In 2007, Blasco's group demonstrated that it was feasible to prolong the lives of transgenic mice, whose genome had been permanently altered at the embryonic stage, by causing their cells to express telomerase and, also, extra copies of cancer-­‐resistant genes. These animals live 40% longer than is normal and do not develop cancer.

The mice subjected to the gene therapy now under test are likewise free of cancer. Researchers believe this is because the therapy begins when the animals are adult so do not have time to accumulate sufficient number of aberrant divisions for tumours to appear.

Also important is the kind of virus employed to carry the telomerase gene to the cells. The authors selected demonstrably safe viruses that have been successfully used in gene therapy treatment of hemophilia and eye disease. Specifically, they are non-­‐replicating viruses derived from others that are non-­‐pathogenic in humans.

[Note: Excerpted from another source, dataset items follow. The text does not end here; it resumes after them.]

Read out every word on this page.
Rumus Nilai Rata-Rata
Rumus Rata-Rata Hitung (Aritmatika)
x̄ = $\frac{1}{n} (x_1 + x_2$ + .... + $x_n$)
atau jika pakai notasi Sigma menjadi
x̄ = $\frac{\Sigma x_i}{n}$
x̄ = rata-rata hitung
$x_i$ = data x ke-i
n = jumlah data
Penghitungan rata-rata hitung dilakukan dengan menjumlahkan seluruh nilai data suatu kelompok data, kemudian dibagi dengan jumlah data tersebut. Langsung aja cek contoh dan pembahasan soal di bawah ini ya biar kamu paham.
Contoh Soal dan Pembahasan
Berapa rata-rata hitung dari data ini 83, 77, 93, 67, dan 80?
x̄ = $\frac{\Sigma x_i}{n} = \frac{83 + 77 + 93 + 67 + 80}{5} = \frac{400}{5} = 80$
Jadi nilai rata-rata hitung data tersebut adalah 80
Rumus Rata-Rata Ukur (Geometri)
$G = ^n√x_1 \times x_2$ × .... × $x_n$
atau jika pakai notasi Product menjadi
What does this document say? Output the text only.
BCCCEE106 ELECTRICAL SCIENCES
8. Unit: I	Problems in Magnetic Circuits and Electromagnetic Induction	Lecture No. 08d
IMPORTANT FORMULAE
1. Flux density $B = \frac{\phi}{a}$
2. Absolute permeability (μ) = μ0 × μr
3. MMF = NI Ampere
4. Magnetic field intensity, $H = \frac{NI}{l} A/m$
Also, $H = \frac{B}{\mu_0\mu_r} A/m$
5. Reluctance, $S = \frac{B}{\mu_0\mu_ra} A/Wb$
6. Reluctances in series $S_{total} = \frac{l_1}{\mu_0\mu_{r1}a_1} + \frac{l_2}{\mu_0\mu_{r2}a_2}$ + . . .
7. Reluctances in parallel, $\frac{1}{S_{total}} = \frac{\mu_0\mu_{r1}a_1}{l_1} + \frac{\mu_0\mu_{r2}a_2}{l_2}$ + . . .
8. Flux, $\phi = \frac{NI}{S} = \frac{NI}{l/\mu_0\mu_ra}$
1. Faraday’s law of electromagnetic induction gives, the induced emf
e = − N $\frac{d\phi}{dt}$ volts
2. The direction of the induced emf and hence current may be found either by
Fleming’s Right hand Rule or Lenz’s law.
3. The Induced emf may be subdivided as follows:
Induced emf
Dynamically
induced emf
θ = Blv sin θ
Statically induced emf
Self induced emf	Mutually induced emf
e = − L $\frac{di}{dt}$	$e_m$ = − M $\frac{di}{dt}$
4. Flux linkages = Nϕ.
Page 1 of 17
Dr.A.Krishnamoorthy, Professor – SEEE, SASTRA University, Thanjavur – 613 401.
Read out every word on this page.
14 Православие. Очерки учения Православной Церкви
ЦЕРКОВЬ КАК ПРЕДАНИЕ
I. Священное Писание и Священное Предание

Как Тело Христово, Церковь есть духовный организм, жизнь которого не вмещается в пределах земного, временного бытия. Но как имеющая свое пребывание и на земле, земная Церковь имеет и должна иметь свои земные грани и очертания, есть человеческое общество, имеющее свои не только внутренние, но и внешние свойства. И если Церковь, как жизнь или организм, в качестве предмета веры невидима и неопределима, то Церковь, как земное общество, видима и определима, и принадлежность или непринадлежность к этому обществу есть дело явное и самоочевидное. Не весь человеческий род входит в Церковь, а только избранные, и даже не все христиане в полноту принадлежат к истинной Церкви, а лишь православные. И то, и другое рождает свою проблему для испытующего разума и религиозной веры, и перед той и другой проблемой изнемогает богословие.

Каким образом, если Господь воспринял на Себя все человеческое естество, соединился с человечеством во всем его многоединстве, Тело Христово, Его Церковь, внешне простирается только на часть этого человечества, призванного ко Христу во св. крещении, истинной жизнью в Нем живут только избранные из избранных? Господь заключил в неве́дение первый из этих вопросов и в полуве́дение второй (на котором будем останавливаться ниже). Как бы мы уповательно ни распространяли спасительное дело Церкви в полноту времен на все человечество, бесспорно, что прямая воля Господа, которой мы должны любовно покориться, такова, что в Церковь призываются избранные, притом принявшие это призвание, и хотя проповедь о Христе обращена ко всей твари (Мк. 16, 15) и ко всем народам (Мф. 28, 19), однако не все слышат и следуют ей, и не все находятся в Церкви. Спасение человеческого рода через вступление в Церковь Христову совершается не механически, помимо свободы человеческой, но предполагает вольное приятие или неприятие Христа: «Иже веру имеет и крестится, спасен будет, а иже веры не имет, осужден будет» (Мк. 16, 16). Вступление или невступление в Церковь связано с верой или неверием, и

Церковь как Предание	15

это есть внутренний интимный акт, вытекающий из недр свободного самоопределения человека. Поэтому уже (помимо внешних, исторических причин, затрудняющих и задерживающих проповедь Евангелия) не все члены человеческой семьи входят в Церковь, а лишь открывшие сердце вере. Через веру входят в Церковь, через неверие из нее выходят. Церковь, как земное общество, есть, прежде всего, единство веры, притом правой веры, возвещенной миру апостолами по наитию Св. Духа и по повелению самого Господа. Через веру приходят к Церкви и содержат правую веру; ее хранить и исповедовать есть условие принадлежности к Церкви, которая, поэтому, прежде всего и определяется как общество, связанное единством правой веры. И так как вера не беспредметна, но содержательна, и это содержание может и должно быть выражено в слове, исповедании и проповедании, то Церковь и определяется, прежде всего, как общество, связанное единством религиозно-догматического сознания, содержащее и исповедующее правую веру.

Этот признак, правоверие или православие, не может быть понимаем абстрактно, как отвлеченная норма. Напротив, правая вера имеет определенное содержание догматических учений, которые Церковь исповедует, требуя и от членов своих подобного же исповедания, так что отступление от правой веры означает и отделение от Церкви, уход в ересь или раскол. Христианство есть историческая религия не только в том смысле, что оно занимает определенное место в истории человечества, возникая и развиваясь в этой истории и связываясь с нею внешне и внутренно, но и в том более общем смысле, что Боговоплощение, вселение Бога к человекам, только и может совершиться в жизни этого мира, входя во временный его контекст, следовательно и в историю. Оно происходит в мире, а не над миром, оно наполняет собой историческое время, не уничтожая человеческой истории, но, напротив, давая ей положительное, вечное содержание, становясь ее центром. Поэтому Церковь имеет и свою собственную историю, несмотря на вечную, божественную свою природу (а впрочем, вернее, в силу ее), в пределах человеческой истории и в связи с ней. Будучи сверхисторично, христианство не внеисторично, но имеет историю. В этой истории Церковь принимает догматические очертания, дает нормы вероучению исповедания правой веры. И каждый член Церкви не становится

This study is viewed primarily as "a proof-­‐of-­‐principle that telomerase gene therapy is a feasible and generally safe approach to improve healthspan and treat disorders associated with short telomeres," state Virginia Boccardi (Second University of Naples) and Utz Herbig (New Jersey Medical School-­‐University Hospital Cancer Centre) in a commentary published in the same journal.

Although this therapy may not find application as an anti-­‐aging treatment in humans, in the short term at least, it could open up a new treatment option for ailments linked with the presence in tissue of abnormally short telomeres, as in some cases of human pulmonary fibrosis.

More healthy years

As Blasco says, "aging is not currently regarded as a disease, but researchers tend increasingly to view it as the common origin of conditions like insulin resistance or cardiovascular disease, whose incidence rises with age. In treating cell aging, we could prevent these diseases."

With regard to the therapy under testing, Bosch explains: "Because the vector we use expresses the target gene (telomerase) over a long period, we were able to apply a single treatment. This might be the only practical solution for an anti-­‐aging therapy, since other strategies would require the drug to be administered over the patient's lifetime, multiplying the risk of adverse effects."